BATTLE ROYALE
〜 殺戮遊戯 〜


第15話

―ふふふ、優勝してやる。絶対に!
 於保正己(男子4番)は学校の校庭に戻ってきていた。
 正己は愛国主義者だった。
 父がプログラム担当官をやっているせいか、いつも父にこう言われてきた。
「正己、お前もこの国のためになる事をしろよ」と。
―プログラムもこの国のための立派な戦闘実験。だったら頑張って優勝するしかない!
―とりあえず、出てくる奴を待つか。
 だが、その時出てきたのは、最後の出発となる、瀬田祐美(女子10番)だった。
―何? じゃあ、ここでは1人しか殺せないじゃないか! まあいい!
 正己は折りたたみナイフをしっかりと握り締めて、そっと祐美へと向かっていった。
「きゃあ!」
 しかし、祐美は正己の姿を見ると、すぐに逃げ出してしまった。
―な? 何で見た瞬間逃げ出すんだ?
 そこで正己はあることに気が付いた。
 正己はクラスでもあまり好かれておらず、やる気になる可能性が高いと考えられているはずだ。

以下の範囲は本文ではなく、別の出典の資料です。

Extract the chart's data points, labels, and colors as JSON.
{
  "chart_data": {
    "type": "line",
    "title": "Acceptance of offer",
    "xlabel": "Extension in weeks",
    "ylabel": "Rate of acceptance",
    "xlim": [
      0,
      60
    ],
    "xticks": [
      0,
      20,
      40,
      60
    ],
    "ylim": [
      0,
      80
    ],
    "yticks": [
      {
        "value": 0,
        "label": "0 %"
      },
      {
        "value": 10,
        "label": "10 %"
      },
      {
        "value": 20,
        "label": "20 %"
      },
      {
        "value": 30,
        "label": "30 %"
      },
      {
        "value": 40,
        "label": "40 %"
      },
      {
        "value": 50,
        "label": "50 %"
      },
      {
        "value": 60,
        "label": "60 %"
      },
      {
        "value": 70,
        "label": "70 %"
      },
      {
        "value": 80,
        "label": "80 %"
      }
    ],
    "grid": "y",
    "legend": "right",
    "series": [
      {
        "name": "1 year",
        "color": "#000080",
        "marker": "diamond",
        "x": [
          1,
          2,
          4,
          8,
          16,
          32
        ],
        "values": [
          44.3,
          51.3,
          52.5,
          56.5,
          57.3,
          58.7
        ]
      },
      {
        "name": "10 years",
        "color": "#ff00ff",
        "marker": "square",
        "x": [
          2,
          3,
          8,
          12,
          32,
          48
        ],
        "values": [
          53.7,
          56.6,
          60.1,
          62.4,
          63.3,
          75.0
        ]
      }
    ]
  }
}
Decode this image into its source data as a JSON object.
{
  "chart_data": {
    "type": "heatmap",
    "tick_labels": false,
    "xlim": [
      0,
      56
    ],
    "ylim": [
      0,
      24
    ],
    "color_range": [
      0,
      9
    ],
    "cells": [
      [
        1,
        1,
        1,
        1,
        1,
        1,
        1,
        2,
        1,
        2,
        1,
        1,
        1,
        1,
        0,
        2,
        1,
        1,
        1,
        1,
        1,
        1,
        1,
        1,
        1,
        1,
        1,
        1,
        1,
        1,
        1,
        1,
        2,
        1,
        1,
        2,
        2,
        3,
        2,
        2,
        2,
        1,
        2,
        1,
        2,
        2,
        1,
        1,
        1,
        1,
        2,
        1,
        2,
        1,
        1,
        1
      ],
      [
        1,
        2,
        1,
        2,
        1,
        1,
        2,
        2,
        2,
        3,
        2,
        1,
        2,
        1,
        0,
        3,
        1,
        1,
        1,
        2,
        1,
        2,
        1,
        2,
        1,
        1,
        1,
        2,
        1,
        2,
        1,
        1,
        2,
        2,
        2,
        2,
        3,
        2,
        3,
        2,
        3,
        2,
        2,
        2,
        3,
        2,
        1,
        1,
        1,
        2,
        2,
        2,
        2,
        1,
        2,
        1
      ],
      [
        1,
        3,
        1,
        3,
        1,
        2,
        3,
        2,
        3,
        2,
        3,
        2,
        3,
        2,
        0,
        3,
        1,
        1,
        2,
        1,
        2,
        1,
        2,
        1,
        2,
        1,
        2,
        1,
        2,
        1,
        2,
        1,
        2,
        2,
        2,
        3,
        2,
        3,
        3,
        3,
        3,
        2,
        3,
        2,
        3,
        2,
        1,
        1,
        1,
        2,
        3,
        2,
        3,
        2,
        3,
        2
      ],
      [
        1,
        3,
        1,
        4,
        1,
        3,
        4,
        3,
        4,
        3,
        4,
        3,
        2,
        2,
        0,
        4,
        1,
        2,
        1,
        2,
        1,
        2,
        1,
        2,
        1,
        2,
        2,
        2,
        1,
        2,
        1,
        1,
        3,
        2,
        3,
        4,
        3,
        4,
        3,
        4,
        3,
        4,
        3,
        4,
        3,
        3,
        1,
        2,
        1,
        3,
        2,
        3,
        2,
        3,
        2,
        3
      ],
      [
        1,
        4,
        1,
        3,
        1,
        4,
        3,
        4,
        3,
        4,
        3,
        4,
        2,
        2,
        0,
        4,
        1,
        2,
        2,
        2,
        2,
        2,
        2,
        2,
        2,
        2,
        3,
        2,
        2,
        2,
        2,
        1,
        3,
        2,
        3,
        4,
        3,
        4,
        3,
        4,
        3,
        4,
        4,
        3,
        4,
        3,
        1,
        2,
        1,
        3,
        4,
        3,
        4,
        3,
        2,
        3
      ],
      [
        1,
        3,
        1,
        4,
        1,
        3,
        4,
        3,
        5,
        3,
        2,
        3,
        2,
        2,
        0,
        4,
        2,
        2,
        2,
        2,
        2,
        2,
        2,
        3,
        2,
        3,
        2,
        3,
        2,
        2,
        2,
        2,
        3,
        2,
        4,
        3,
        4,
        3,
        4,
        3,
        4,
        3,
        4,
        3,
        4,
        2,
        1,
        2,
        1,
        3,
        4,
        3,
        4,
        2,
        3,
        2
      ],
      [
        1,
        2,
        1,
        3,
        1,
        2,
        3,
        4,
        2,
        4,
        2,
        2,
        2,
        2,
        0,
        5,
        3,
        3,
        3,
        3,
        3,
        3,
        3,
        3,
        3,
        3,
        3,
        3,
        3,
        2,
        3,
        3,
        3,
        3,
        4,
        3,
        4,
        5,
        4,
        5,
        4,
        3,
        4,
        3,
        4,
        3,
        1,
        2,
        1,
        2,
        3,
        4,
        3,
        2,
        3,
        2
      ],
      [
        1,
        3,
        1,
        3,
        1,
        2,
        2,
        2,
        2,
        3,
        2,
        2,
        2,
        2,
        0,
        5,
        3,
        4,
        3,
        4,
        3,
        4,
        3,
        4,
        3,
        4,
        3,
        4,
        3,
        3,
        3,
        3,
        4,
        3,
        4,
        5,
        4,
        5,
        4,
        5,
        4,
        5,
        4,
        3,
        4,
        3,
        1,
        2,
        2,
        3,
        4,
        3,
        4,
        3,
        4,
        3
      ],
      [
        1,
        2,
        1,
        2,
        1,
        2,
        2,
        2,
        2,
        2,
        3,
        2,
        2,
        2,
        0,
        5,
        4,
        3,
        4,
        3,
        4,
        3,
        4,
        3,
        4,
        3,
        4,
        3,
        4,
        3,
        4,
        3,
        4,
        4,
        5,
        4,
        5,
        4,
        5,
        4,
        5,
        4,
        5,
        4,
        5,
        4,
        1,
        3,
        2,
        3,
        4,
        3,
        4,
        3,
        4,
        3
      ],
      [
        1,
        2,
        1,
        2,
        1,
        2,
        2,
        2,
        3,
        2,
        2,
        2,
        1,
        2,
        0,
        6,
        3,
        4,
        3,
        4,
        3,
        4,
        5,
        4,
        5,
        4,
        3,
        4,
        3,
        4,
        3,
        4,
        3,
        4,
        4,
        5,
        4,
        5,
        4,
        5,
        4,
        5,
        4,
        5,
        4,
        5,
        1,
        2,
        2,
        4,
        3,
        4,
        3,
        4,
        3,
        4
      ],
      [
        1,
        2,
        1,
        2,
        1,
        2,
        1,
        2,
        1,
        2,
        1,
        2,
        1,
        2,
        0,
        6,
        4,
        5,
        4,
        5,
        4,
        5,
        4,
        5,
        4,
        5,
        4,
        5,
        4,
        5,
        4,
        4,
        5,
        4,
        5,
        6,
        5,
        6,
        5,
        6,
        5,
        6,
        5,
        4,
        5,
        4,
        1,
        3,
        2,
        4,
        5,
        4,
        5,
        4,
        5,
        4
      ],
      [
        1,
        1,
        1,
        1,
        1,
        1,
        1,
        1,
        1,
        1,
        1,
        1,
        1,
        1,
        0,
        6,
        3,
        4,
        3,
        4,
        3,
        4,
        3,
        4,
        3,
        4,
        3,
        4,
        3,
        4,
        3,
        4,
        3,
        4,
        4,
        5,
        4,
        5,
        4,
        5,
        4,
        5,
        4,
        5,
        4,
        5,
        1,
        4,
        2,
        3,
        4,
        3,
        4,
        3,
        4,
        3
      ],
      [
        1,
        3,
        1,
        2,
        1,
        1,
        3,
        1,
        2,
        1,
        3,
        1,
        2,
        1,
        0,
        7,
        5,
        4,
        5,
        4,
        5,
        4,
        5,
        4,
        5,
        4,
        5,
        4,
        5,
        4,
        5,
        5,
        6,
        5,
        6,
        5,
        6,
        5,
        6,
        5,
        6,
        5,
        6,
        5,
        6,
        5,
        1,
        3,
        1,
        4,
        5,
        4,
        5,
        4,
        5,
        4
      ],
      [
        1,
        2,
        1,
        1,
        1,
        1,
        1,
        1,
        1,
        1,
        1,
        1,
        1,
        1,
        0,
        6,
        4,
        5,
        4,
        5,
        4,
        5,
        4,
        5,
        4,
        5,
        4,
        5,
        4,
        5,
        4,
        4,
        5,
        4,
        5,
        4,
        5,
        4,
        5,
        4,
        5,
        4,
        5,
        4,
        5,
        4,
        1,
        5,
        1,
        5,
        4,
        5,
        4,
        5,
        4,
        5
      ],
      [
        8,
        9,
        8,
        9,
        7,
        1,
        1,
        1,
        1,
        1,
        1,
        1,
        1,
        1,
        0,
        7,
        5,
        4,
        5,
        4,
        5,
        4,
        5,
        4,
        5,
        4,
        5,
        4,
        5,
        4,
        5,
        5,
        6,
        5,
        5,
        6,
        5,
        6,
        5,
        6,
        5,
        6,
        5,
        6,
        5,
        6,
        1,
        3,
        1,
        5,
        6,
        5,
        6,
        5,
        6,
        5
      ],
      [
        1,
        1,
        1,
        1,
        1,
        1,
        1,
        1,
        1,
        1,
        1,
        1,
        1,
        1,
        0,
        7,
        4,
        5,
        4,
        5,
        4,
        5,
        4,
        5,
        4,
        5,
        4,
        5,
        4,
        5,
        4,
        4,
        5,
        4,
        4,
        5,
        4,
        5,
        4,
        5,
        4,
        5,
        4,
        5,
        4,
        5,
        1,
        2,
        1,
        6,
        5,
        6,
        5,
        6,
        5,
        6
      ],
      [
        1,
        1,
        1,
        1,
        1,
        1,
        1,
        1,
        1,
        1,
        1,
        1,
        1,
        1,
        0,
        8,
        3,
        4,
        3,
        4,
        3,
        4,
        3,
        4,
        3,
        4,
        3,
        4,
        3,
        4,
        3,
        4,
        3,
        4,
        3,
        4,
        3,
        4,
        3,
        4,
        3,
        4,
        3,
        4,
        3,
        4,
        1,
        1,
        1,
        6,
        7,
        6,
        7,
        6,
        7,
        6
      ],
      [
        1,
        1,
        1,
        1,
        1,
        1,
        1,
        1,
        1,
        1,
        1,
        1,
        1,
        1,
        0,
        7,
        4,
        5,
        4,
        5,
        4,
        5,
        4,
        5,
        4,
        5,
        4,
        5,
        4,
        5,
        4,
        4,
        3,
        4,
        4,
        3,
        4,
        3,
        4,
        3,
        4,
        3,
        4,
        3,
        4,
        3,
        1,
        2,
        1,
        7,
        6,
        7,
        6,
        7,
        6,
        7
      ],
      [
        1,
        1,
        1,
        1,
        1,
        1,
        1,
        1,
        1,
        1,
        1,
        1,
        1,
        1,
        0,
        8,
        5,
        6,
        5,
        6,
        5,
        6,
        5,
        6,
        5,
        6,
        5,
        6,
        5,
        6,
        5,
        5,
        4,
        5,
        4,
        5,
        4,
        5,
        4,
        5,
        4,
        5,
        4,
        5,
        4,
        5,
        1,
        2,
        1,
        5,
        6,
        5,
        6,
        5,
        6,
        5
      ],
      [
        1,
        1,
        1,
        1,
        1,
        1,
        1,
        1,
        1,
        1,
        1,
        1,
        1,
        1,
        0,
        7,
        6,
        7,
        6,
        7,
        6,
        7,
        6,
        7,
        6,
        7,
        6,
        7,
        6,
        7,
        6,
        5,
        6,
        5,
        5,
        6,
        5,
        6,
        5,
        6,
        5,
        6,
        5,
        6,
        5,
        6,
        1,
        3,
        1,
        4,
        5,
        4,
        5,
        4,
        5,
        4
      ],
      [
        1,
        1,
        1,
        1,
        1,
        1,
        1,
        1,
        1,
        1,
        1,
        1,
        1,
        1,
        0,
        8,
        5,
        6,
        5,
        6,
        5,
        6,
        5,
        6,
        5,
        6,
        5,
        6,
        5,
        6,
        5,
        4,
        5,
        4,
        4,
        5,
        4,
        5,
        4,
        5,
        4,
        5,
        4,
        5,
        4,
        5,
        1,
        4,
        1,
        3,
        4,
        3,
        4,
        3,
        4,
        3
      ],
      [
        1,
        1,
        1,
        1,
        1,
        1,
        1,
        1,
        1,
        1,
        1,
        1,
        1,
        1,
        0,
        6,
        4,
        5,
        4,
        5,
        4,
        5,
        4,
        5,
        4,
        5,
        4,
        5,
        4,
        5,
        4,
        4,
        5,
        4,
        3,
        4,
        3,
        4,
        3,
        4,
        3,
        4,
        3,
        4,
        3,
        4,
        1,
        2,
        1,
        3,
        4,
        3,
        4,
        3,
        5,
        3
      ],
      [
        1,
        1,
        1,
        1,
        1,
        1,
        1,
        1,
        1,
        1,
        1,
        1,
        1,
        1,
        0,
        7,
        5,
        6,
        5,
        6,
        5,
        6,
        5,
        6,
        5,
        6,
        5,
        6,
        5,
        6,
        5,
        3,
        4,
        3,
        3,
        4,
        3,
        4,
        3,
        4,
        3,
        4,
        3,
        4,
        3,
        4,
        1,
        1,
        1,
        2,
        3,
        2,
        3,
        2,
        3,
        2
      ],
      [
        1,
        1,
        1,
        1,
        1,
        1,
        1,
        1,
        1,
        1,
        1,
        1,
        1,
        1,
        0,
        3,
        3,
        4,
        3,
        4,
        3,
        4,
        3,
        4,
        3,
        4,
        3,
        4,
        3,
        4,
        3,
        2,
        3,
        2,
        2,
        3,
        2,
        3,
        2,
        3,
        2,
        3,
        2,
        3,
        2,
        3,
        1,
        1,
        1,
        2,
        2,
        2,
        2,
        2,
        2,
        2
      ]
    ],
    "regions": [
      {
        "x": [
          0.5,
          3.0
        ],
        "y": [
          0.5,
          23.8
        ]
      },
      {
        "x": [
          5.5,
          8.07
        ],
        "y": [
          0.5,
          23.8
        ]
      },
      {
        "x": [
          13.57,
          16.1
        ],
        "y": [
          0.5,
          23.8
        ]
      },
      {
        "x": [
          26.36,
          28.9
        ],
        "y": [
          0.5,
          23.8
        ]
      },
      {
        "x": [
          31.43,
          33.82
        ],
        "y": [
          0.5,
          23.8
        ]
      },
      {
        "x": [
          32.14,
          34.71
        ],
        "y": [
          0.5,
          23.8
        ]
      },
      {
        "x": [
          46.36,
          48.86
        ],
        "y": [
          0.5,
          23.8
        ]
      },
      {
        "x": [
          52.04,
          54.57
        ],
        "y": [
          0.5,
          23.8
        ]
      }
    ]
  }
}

 それに、うっかりしてナイフに付いた湯原真弓(女子20番)の血を拭いていなかったのだ。
 それなら祐美がすぐに逃げ出したのも分かる。
―くそ! しかしここももうすぐ禁止エリアになるし、さっきの所へ戻るか。
 正己はまた真弓を殺した場所にとんぼ返りする事になった。
 だが戻る途中、男子らしき人影を見つけた。
―ん? 誰だ? …まあそんなことはどうでもいい。殺せばいいだけのことだ!
 正己はその人影に向かっていった。
 しかし、その人影は正己のナイフをかわすと、その手を捻り上げた。
 ナイフが正己の手から落ち、地面に刺さった。
 その人影は、佐藤康利(男子8番)だった。
「お前が真弓をやったのか…」
「な、何で僕がやったってことになるんだよ、康利?」
 すると、康利は言った。
「お前が持ってたナイフに付いてた血だ!」
「え…」
「正己、ミスしたな。ナイフから滴った血がお前の進んだ道に落ちてたんだ! 許さねえ…ぶっ殺してやる!」
 そう叫んで康利は手に持っていたもの…グロッグ18を正己に向けた。
「これな…フルオートでも撃てるんだよ。どうだ、普通に撃って欲しいか? それとも蜂の巣をご希望ですか?」
 正己は叫んだ。
「わ、悪かったって! 謝るから! 頼む、殺さないでくれよ!」
「…蜂の巣、だな」
「ヒィィィィィィィィッ!」
 康利は正己を突き飛ばすと、正己に向けてグロッグをフルオートで撃った。
 ドガドガドガ
「ギャァァァァァァァァ!」
 正己の体は文字通り、蜂の巣になり、仰向けに倒れた。
 正己の死体に、康利はぺっと唾を吐いた。
 そして、思った。
―こんなゲームがなかったら、真弓は死ななかったのに! 稚下野たちをぶっ殺してやりたい! でも、学校にはもう入れない…。
 そこで康利は考えた。
―こうなったら、優勝してやる。優勝して学校へ戻り、稚下野たちを殺してやる!
「そうだ、そうすればいいんだ。ハハハ…、ハハハハハハハハハ!」
 康利は叫んだ。
 ここに、一人の殺戮者が生まれた。
 癒えない痛みを持った悲しい、とても、悲しい。